This page gives you a short history of the team.

Imagine England beating France on French soil by 2-0 and the victorious players being carried shoulder high off the pitch by their adoring fans.  Imagine a team having an incredible run of over 200 games without defeat.  Imagine them playing in front of 53,000 spectators at Goodison Park, Everton.  Imagine having a player who was second only to the legendary Brazilian footballer Pele in the goal scoring tables.  And just imagine Sir Matt Busby commenting that one of the players was the best he had ever seen and if he could he would have signed them immediately for Manchester United!  None of this is make believe .... It's all true!

Formed in 1917 at Dick, Kerr & Co Ltd, a munition works in Preston, Lancashire, these very ordinary factory girls were to take the country by storm at a time when the Suffragette movement was at its peak and the Victorian values of a woman's role in life were beginning to crumble.

By 1921 the team's popularity was at its height, they were the team that everyone wanted to see and they had been booked to play an average of two games a week all over the British Isles.  They played over 60 games of football that year while still working full time at the factory, and they were watched by almost 900,000 people throughout the country.  But storm clouds were gathering and by the end of the year, women's football would be seen in a very different light.  The FA claimed to have received complaints about the women and there were those within our national game who felt increasingly more threatened by the large number of spectators they were attracting.  Some even thought that football really was a dangerous game for females and they wanted everyone to believe that it could seriously affect their fertility!  With all this pressure bubbling under the surface, on 5 December 1921 the FA banned the girls from using league grounds and effectively changed the course of women's football forever. But inspite of the prejudice of the Football Association the Dick, Kerr Ladies went on to play over 800 games of football in this country and abroad and they raised over £180,000 for charity, but that figure today would be worth over £10 million!

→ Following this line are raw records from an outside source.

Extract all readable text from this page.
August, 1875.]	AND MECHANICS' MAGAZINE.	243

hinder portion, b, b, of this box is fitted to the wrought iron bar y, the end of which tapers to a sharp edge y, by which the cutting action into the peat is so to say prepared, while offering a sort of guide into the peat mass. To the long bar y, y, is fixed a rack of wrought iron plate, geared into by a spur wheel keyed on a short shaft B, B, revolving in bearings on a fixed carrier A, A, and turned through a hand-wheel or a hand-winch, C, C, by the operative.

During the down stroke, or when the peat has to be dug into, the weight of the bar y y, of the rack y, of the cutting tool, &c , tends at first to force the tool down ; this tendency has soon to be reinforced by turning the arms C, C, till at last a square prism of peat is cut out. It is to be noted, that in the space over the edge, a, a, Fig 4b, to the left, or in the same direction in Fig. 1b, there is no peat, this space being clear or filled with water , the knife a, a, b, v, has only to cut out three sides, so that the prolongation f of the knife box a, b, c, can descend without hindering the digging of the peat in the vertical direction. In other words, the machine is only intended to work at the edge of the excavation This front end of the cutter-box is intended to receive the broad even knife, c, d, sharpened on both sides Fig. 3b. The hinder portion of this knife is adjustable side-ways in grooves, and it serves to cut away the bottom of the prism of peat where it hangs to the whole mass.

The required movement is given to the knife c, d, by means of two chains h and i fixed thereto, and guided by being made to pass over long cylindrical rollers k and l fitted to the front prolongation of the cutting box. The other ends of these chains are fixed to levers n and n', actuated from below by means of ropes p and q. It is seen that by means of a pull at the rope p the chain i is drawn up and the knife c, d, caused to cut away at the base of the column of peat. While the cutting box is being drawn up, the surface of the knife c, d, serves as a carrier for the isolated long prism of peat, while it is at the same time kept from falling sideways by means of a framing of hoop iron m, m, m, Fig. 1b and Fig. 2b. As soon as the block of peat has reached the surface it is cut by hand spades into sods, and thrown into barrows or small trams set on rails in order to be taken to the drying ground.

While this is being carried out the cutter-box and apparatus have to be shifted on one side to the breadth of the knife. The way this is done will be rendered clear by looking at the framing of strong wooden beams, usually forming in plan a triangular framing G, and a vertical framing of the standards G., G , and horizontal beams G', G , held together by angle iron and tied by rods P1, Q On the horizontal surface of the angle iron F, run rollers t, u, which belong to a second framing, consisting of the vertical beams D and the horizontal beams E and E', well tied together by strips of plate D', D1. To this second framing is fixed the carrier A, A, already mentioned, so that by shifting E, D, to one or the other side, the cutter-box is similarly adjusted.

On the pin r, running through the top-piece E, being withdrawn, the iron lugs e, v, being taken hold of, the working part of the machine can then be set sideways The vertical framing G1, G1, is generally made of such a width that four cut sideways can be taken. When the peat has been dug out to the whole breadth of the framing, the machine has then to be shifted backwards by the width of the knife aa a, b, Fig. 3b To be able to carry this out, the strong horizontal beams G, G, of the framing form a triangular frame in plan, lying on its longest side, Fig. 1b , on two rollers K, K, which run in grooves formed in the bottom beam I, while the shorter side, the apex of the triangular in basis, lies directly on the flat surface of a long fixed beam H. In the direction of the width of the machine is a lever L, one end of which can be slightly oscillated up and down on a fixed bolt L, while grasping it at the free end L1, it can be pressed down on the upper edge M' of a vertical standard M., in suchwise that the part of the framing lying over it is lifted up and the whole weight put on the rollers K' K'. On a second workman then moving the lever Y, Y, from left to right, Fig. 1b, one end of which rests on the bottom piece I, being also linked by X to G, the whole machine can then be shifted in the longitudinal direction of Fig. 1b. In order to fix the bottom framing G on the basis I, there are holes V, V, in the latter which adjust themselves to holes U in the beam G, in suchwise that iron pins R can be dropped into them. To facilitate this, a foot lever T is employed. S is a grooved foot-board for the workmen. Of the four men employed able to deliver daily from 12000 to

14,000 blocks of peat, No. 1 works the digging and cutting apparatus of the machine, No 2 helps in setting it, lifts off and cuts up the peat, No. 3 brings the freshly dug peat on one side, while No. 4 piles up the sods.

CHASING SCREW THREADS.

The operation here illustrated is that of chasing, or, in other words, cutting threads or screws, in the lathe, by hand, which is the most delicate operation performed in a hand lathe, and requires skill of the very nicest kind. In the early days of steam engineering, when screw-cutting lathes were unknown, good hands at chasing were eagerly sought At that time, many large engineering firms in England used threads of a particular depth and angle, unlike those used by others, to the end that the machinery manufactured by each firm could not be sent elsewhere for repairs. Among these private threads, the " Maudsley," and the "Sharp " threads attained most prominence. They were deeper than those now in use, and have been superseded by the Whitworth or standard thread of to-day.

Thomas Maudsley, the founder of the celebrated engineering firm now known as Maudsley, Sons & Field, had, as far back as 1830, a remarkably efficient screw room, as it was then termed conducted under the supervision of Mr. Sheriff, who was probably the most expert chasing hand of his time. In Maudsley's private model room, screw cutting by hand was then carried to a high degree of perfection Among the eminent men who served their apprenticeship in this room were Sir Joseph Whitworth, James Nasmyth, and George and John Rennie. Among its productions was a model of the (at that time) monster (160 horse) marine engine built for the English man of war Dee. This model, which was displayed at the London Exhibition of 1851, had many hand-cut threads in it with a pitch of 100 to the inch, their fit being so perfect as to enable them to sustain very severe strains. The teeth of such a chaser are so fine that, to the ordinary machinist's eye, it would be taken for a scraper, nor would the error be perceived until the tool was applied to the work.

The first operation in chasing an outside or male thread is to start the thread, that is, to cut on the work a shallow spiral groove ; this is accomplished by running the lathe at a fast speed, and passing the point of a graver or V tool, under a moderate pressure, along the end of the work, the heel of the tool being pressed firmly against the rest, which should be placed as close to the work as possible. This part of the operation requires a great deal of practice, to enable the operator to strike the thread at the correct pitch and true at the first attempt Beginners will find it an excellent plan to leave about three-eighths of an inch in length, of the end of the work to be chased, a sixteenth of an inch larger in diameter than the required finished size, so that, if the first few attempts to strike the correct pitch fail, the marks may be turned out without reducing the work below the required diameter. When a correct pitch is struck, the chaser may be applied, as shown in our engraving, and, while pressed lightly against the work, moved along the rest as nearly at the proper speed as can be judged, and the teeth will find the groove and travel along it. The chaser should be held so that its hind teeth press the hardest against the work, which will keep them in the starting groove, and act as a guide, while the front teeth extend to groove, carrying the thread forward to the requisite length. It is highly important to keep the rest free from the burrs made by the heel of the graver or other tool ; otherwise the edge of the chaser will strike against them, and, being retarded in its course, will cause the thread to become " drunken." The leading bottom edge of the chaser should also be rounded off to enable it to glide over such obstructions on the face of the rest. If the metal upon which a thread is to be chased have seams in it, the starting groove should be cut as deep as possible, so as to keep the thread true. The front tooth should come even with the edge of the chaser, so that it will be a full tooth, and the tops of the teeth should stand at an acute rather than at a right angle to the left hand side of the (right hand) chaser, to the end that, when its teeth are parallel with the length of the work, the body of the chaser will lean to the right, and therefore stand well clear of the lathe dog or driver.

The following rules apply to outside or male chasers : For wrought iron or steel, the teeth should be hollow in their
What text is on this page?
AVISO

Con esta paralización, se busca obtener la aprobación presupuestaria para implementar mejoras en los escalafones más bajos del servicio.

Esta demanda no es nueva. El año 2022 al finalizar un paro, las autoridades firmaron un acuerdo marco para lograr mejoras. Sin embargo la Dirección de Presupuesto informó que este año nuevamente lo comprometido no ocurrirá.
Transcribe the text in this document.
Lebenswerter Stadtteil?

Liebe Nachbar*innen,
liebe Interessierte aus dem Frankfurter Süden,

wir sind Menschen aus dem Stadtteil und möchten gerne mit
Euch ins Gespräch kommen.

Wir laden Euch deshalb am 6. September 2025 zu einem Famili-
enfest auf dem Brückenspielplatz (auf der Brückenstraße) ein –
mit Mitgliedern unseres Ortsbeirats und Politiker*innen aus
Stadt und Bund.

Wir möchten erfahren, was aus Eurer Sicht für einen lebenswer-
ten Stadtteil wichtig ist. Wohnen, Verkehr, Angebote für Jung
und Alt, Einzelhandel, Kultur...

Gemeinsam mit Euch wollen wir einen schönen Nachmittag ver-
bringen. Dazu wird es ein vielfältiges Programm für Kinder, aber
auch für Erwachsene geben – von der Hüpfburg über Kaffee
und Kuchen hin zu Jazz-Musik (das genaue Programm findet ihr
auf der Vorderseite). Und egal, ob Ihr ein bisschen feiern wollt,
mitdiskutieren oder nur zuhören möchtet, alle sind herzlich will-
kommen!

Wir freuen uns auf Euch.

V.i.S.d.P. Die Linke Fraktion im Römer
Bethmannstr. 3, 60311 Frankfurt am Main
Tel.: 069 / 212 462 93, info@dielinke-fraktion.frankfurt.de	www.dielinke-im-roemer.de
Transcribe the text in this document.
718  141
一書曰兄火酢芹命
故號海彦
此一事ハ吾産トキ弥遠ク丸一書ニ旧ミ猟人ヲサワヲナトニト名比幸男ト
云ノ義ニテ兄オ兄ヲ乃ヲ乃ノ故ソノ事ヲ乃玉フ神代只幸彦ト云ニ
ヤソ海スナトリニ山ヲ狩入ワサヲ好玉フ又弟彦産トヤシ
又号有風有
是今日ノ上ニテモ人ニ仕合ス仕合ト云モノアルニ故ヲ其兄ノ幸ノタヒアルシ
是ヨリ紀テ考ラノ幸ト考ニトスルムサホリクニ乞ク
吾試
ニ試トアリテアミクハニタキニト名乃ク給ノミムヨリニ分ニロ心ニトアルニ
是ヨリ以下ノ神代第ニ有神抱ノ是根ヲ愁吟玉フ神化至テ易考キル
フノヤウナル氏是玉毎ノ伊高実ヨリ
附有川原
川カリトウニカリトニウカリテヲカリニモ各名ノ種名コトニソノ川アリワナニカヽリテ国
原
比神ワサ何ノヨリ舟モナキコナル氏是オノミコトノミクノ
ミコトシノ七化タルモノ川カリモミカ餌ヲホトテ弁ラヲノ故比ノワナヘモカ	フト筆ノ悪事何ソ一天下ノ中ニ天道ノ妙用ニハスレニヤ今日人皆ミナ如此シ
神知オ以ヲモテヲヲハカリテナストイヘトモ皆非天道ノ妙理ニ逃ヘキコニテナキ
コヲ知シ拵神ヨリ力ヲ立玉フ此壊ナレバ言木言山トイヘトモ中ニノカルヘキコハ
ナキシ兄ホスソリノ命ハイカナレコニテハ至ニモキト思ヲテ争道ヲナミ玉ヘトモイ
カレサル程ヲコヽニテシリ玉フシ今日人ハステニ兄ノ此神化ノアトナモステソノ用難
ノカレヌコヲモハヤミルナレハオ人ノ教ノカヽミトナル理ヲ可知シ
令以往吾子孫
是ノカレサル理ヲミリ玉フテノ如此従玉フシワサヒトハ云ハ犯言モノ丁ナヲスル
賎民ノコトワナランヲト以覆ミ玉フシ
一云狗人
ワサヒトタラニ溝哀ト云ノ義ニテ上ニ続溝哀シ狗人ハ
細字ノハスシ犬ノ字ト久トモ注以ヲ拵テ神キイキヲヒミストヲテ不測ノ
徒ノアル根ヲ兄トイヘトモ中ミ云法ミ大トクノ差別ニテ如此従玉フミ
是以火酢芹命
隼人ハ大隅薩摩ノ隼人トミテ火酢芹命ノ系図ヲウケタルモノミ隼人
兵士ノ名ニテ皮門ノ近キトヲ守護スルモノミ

The fighting spirit of the Dick, Kerr Ladies could not be diminished and they continued to play football against all the odds.  Their tenacity and unbreakable resolve saw them cross the Atlantic in 1922 to play a series of matches in the USA.  They continued playing throughout the 1920s-1930s, and claimed to be World Champions due to their impressive playing record.  In 1937 they were challenged to this title by Edinburgh Ladies, the champions of Scotland. Amid a frenzy of press publicity the Championship of the World match took place in September of 1937 and the Dick, Kerr Ladies lived up to their claims, winning the match by 5-1.

Put on hold during World War 2, the team was reformed as soon as the hostilities were over.  Training resumed and the first post war fixture took place at Glossop on Good Friday 1946.  In the mid 1950's, their long serving manager, Alfred Frankland became ill and most of the secretarial duties were taken over by Kath Latham.  Alfred Frankland died in 1957 and Kath took on the role permanetly and became the manager of Dick, Kerr Ladies.  The team were regretably forced to disband in 1965 due to a lack of players, but in 1966 when England won the World Cup, football mania swept the country and there was no shortage of girls wanting to take up the game.  But it was just too late for the Dick, Kerr Ladies, their era had gone.  The Women's Football Association was formed in 1969 and the FA finally recognised women's football in 1971, 50 years after they had banned it, when the WFA was granted County status.  The WFA administered all its own affairs until 1993 when it was disbanded and the FA took over responsibility for women's football. 

The Dick, Kerr Ladies were reunited for the first time at The Lancashire Trophy in 1992 with players not having met up in almost 40 years.  Once again the famous name of this pioneering club began to capture the imagination of the public and the years that followed would see them finally receive some of the recognition that was long overdue for them.

An immense debt of gratitude is owed to all those wonderful women who fought so courageously against all adversity, to play the game of football for its own sake.